Pass a mutable reference into function

pub struct Item {
    
}

pub struct Configuration {
    pub items: Vec<Item>,
}


lazy_static! {
    static ref CONFIG: RwLock<Configuration> = RwLock::new(Configuration::default());
}


pub fn update<F>(func: F) -> Result<(), Box<dyn std::error::Error>>
    where F: FnMut(&mut Configuration) 
{
    let writer = CONFIG.write().unwrap();
    let cfg : &mut Configuration = &mut writer;
    func(cfg);

    Ok(())
}

I have the code above, now I want to update the items in CONFIG

update(|cfg : &mut Configuration| {
    for (i, item) in (&cfg.items).iter().enumerate() {
        cfg.items.remove(i); 
        ^^^^^^^^^^^^^^^^^^^ cannot borrow as mutable
    }
})

Please how to fix this issue? thank you.

remove requires a mutable reference while the Iterator takes an immutable reference. If you just want to empty the vector I would suggest to simply call cfg.items.clear().
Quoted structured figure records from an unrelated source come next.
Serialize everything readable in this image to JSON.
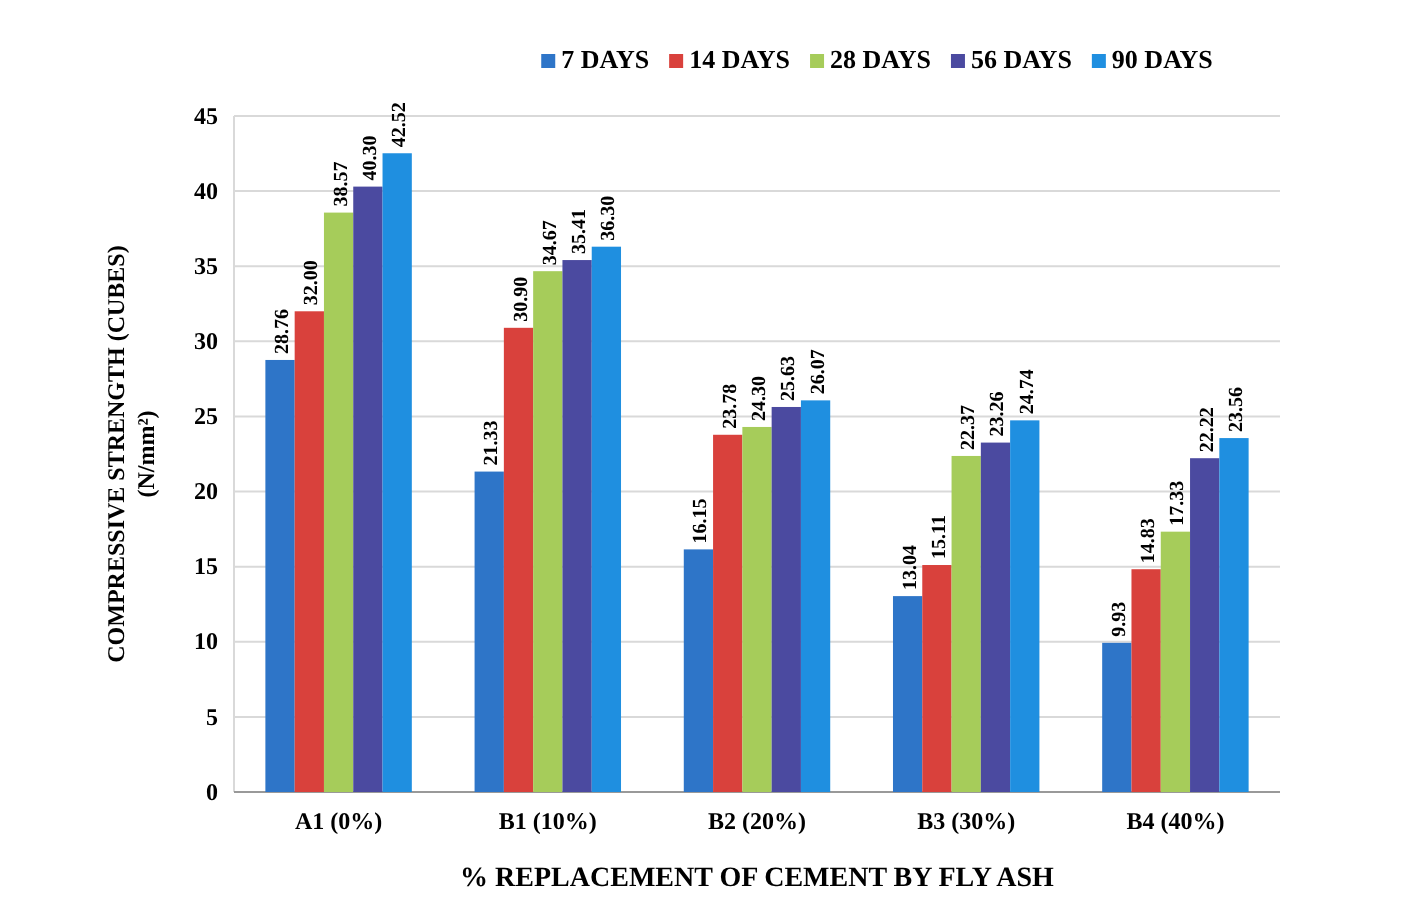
{
  "chart_data": {
    "type": "bar",
    "xlabel": "% REPLACEMENT OF CEMENT BY FLY ASH",
    "ylabel": "COMPRESSIVE STRENGTH (CUBES) (N/mm²)",
    "categories": [
      "A1 (0%)",
      "B1 (10%)",
      "B2 (20%)",
      "B3 (30%)",
      "B4 (40%)"
    ],
    "series": [
      {
        "name": "7 DAYS",
        "color": "#2e75c8",
        "values": [
          28.76,
          21.33,
          16.15,
          13.04,
          9.93
        ],
        "value_labels": [
          "28.76",
          "21.33",
          "16.15",
          "13.04",
          "9.93"
        ]
      },
      {
        "name": "14 DAYS",
        "color": "#d9413c",
        "values": [
          32.0,
          30.9,
          23.78,
          15.11,
          14.83
        ],
        "value_labels": [
          "32.00",
          "30.90",
          "23.78",
          "15.11",
          "14.83"
        ]
      },
      {
        "name": "28 DAYS",
        "color": "#a6cc5a",
        "values": [
          38.57,
          34.67,
          24.3,
          22.37,
          17.33
        ],
        "value_labels": [
          "38.57",
          "34.67",
          "24.30",
          "22.37",
          "17.33"
        ]
      },
      {
        "name": "56 DAYS",
        "color": "#4b4aa0",
        "values": [
          40.3,
          35.41,
          25.63,
          23.26,
          22.22
        ],
        "value_labels": [
          "40.30",
          "35.41",
          "25.63",
          "23.26",
          "22.22"
        ]
      },
      {
        "name": "90 DAYS",
        "color": "#1f8fe0",
        "values": [
          42.52,
          36.3,
          26.07,
          24.74,
          23.56
        ],
        "value_labels": [
          "42.52",
          "36.30",
          "26.07",
          "24.74",
          "23.56"
        ]
      }
    ],
    "ylim": [
      0,
      45
    ],
    "yticks": [
      0,
      5,
      10,
      15,
      20,
      25,
      30,
      35,
      40,
      45
    ],
    "grid": "y",
    "legend": "top"
  }
}
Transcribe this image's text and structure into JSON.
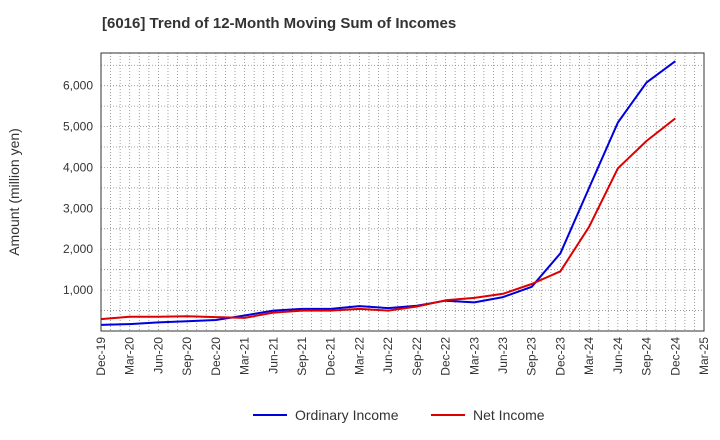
{
  "chart_data": {
    "type": "line",
    "title": "[6016]  Trend of 12-Month Moving Sum of Incomes",
    "xlabel": "",
    "ylabel": "Amount (million yen)",
    "ylim": [
      0,
      6800
    ],
    "yticks": [
      1000,
      2000,
      3000,
      4000,
      5000,
      6000
    ],
    "ytick_labels": [
      "1,000",
      "2,000",
      "3,000",
      "4,000",
      "5,000",
      "6,000"
    ],
    "categories": [
      "Dec-19",
      "Mar-20",
      "Jun-20",
      "Sep-20",
      "Dec-20",
      "Mar-21",
      "Jun-21",
      "Sep-21",
      "Dec-21",
      "Mar-22",
      "Jun-22",
      "Sep-22",
      "Dec-22",
      "Mar-23",
      "Jun-23",
      "Sep-23",
      "Dec-23",
      "Mar-24",
      "Jun-24",
      "Sep-24",
      "Dec-24",
      "Mar-25"
    ],
    "grid": true,
    "legend_position": "bottom",
    "series": [
      {
        "name": "Ordinary Income",
        "color": "#0000dd",
        "values": [
          150,
          170,
          210,
          240,
          270,
          380,
          500,
          540,
          540,
          610,
          560,
          620,
          740,
          700,
          830,
          1080,
          1900,
          3500,
          5100,
          6080,
          6600,
          null
        ]
      },
      {
        "name": "Net Income",
        "color": "#dd0000",
        "values": [
          290,
          350,
          350,
          360,
          340,
          320,
          450,
          500,
          500,
          540,
          500,
          600,
          750,
          810,
          910,
          1150,
          1460,
          2550,
          3980,
          4650,
          5200,
          null
        ]
      }
    ]
  }
}
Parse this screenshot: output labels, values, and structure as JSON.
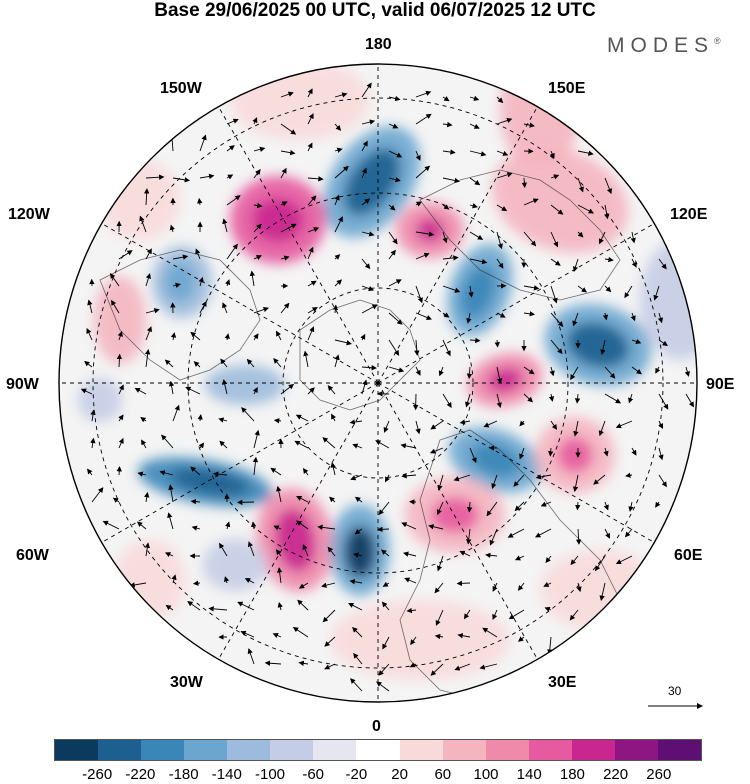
{
  "header": {
    "title": "Base 29/06/2025 00 UTC, valid 06/07/2025 12 UTC",
    "brand": "MODES",
    "brand_mark": "®"
  },
  "map": {
    "projection": "polar-stereographic-north",
    "longitude_labels": {
      "top": "180",
      "top_left": "150W",
      "top_right": "150E",
      "upper_left": "120W",
      "upper_right": "120E",
      "left": "90W",
      "right": "90E",
      "lower_left": "60W",
      "lower_right": "60E",
      "bottom_left": "30W",
      "bottom_right": "30E",
      "bottom": "0"
    },
    "reference_vector": {
      "label": "30"
    }
  },
  "colorbar": {
    "colors": [
      "#0a3a5e",
      "#1d5f8f",
      "#3b86b8",
      "#6ca6cf",
      "#9dbbdc",
      "#c5cde6",
      "#e6e6f1",
      "#ffffff",
      "#f8dada",
      "#f4b5c0",
      "#f08aab",
      "#e65a9f",
      "#c9268f",
      "#8e1683",
      "#5e0f73"
    ],
    "ticks": [
      "-260",
      "-220",
      "-180",
      "-140",
      "-100",
      "-60",
      "-20",
      "20",
      "60",
      "100",
      "140",
      "180",
      "220",
      "260"
    ]
  }
}
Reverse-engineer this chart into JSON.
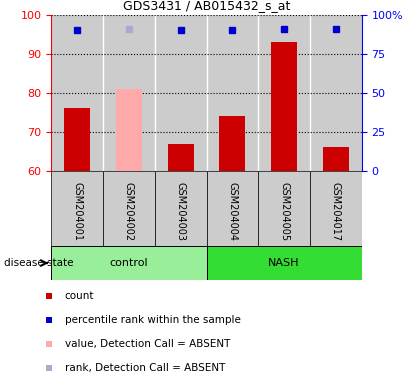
{
  "title": "GDS3431 / AB015432_s_at",
  "samples": [
    "GSM204001",
    "GSM204002",
    "GSM204003",
    "GSM204004",
    "GSM204005",
    "GSM204017"
  ],
  "groups": [
    "control",
    "control",
    "control",
    "NASH",
    "NASH",
    "NASH"
  ],
  "count_values": [
    76,
    null,
    67,
    74,
    93,
    66
  ],
  "count_absent_values": [
    null,
    81,
    null,
    null,
    null,
    null
  ],
  "percentile_values": [
    90,
    null,
    90,
    90,
    91,
    91
  ],
  "percentile_absent_values": [
    null,
    91,
    null,
    null,
    null,
    null
  ],
  "ylim_left": [
    60,
    100
  ],
  "ylim_right": [
    0,
    100
  ],
  "right_ticks": [
    0,
    25,
    50,
    75,
    100
  ],
  "right_tick_labels": [
    "0",
    "25",
    "50",
    "75",
    "100%"
  ],
  "left_ticks": [
    60,
    70,
    80,
    90,
    100
  ],
  "bar_width": 0.5,
  "count_color": "#cc0000",
  "count_absent_color": "#ffaaaa",
  "percentile_color": "#0000cc",
  "percentile_absent_color": "#aaaacc",
  "group_colors": {
    "control": "#99ee99",
    "NASH": "#33dd33"
  },
  "legend_items": [
    {
      "label": "count",
      "color": "#cc0000"
    },
    {
      "label": "percentile rank within the sample",
      "color": "#0000cc"
    },
    {
      "label": "value, Detection Call = ABSENT",
      "color": "#ffaaaa"
    },
    {
      "label": "rank, Detection Call = ABSENT",
      "color": "#aaaacc"
    }
  ],
  "disease_state_label": "disease state",
  "background_color": "#cccccc",
  "sample_label_fontsize": 7,
  "title_fontsize": 9,
  "axis_fontsize": 8,
  "legend_fontsize": 7.5
}
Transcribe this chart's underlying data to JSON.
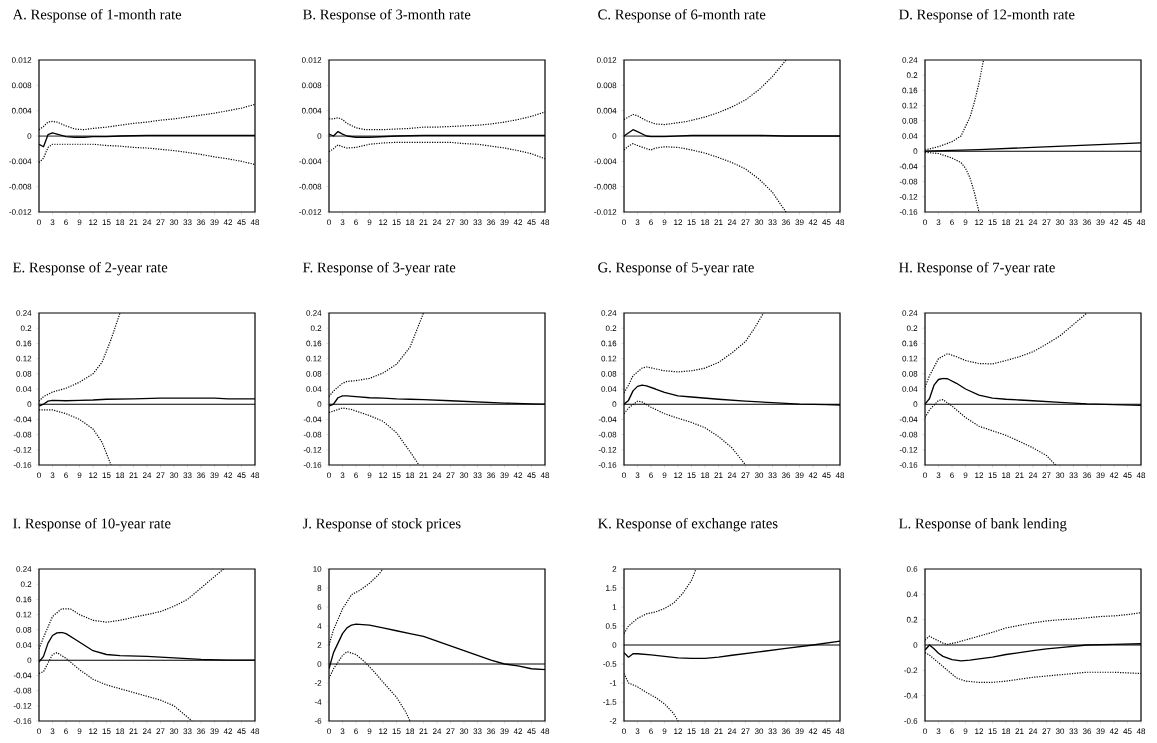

In other cases, retain might be useful.

To update vector elements in place, use iter_mut instead of iter.

What you're trying to do here is called iterator invalidation error. It's not acceptable in any languages. In C++ it would silently corrupt your memory, in Java it would throws exception, and in Rust it would fails to compile.

The cfg.items.iter() methods returns an iterator over shared references of elements in the vector. To do so, it contains a shared reference of the vector itself. Due to the aliasing rule, it effectively prevents to take a unique reference(&mut) to the vector so you can't modify it during the iterator is alive.